La Corona di Ghiaccio
By Simone Corà | domenica 6 luglio 2008 | 23:47
di Terry Pratchett
357 pagine
Mondadori
17 euro
Tiffany è una giovane strega di talento: a nove anni ha sconfitto la crudele Regina delle Fate e a undici si è liberata di un antico demone che si era impossessato del suo corpo. Ma affrontare un corteggiatore è ben altra impresa... soprattutto se si tratta dell’Invernaio, con tanto di rose di ghiaccio e dichirazioni di brina sui vetri. Se Tiffany non riesce a farlo ragionare, la primavera potrebbe non tornare mai più. La piccola grande strega avrà bisogno dell’aiuto delle sue colleghe, dei consigli della Dea Delle Cose Che Si incastrano Nei Cassetti e, che lo voglia o no, anche dell’incontrollabile contributo dei minuscoli Nac Mac Feegle.
Quando arriva il momento di recensire il proprio scrittore preferito, l’incubo di un’improvvisa stasi critica e relativa assenza ingiustificata di parole, termini e commenti appropriati, può portare a terribili momenti di sconforto e tentativi si suicidio. D’altro canto, essere oggettivi quando qualsiasi cosa scriva Pratchett, si sa, diventa oro purissimo, mi permette di essere un po’ più tranquillo nello stendere qualcosa che assomigli a una recensione.

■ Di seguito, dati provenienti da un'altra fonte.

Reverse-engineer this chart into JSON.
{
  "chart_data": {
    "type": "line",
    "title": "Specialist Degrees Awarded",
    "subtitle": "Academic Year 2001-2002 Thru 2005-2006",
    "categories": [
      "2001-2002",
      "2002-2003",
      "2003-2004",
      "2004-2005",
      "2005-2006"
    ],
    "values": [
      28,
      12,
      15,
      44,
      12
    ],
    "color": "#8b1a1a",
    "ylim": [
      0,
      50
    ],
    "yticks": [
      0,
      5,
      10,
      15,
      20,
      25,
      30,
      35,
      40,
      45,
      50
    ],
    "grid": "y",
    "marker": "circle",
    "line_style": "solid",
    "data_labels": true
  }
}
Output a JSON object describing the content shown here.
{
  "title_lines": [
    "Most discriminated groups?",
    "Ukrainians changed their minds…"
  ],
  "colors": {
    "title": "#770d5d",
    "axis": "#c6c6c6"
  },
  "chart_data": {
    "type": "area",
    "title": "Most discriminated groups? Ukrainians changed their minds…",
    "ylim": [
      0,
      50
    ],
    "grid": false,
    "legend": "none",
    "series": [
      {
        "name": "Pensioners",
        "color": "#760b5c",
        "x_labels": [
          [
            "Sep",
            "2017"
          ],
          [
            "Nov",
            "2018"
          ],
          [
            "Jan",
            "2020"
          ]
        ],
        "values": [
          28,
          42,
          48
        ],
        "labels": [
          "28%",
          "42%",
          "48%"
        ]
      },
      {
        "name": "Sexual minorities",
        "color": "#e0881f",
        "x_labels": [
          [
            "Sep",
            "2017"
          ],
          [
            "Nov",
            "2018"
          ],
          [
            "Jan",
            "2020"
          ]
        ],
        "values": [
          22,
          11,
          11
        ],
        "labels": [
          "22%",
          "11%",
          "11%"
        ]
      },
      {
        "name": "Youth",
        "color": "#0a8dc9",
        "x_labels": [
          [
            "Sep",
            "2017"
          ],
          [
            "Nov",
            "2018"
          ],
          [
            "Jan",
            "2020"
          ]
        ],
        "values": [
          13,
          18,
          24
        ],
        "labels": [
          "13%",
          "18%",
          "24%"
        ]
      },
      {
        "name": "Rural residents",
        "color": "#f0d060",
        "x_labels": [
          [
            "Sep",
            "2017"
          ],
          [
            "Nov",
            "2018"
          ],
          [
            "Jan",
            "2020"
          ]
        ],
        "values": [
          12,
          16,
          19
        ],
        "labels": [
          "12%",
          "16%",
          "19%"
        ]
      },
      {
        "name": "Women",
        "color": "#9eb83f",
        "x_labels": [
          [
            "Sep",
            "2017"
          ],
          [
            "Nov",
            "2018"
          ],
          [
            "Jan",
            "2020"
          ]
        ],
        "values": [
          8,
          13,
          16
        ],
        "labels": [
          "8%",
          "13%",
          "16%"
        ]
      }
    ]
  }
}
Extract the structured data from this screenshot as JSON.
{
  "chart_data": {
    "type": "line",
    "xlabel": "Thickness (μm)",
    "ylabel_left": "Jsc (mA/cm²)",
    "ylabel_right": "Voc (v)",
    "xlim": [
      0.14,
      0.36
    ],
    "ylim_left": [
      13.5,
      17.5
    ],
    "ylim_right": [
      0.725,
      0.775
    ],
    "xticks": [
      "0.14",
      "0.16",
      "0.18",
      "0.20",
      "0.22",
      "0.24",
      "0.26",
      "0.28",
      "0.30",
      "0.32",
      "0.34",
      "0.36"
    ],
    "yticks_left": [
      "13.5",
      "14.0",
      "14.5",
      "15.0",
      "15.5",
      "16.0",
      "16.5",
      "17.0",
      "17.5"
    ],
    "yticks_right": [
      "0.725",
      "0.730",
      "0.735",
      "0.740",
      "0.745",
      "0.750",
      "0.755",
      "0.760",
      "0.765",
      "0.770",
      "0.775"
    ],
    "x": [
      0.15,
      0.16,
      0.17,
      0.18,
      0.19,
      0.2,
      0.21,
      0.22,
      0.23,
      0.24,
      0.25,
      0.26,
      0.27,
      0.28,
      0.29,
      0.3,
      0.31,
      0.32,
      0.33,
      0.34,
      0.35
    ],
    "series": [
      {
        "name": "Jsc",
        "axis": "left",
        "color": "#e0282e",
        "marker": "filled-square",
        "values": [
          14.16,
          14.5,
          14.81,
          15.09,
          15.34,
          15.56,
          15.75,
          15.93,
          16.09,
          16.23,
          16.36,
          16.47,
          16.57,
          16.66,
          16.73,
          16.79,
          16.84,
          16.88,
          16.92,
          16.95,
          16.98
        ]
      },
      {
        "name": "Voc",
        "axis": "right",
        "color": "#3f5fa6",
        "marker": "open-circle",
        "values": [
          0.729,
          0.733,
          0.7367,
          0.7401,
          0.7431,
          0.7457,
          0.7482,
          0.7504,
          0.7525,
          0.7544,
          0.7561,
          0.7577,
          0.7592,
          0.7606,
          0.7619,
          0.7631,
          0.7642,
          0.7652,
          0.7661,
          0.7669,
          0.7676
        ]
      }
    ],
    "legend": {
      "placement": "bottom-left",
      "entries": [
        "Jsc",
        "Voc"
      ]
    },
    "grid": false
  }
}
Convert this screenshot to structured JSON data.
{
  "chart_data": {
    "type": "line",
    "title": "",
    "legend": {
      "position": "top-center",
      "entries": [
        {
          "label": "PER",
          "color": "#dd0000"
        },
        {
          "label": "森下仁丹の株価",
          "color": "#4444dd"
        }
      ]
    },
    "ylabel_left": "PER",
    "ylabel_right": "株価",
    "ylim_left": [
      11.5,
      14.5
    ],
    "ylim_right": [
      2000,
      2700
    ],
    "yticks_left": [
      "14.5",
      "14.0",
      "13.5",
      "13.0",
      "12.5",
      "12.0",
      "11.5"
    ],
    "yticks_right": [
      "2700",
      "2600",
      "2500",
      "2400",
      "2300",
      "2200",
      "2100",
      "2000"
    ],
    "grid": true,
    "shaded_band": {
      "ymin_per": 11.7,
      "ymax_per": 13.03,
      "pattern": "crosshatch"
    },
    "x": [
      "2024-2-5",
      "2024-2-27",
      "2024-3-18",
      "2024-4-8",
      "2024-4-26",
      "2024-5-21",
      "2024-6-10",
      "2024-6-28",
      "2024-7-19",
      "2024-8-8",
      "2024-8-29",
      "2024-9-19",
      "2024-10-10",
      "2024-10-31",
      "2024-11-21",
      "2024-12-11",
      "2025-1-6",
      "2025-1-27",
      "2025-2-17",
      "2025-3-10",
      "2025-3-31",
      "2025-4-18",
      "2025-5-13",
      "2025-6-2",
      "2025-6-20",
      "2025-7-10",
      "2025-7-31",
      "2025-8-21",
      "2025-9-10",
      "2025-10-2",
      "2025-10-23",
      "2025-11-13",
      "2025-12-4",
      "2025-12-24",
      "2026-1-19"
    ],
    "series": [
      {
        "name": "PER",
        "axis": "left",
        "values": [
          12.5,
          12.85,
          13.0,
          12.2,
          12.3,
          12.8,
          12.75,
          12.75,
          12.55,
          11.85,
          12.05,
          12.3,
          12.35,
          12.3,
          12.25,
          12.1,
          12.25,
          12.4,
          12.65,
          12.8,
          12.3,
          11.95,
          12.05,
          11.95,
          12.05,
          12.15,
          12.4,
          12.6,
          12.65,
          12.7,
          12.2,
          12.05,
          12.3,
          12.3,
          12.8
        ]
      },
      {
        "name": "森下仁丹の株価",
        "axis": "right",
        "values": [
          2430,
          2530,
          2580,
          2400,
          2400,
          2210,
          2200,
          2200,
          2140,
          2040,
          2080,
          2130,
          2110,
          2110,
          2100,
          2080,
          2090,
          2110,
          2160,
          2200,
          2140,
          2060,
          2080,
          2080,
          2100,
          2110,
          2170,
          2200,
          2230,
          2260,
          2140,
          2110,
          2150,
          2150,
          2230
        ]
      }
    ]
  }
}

La Corona di Ghiaccio è la terza puntata della saga della piccola strega Tiffany e delle sue ancora più piccole guardie del corpo, i Nac Mac Feegle. E questo terzo episodio spazza definitivamente via anche il dubbio più minuscolo circa la qualità narrativa dell’ultimo Pratchett, che sembrava essersi offuscata proprio con il primo appuntamento di questa nuovo ciclo di storie ambientato nel Mondo Disco (L’Intrepida Tiffany e i Piccoli Uomini Liberi), ma che già con il secondo capitolo (Un Cappello pieno di Stelle), nonostante una certa macchinosità di fondo, rischiarava il cielo e sconfiggeva le nubi creative.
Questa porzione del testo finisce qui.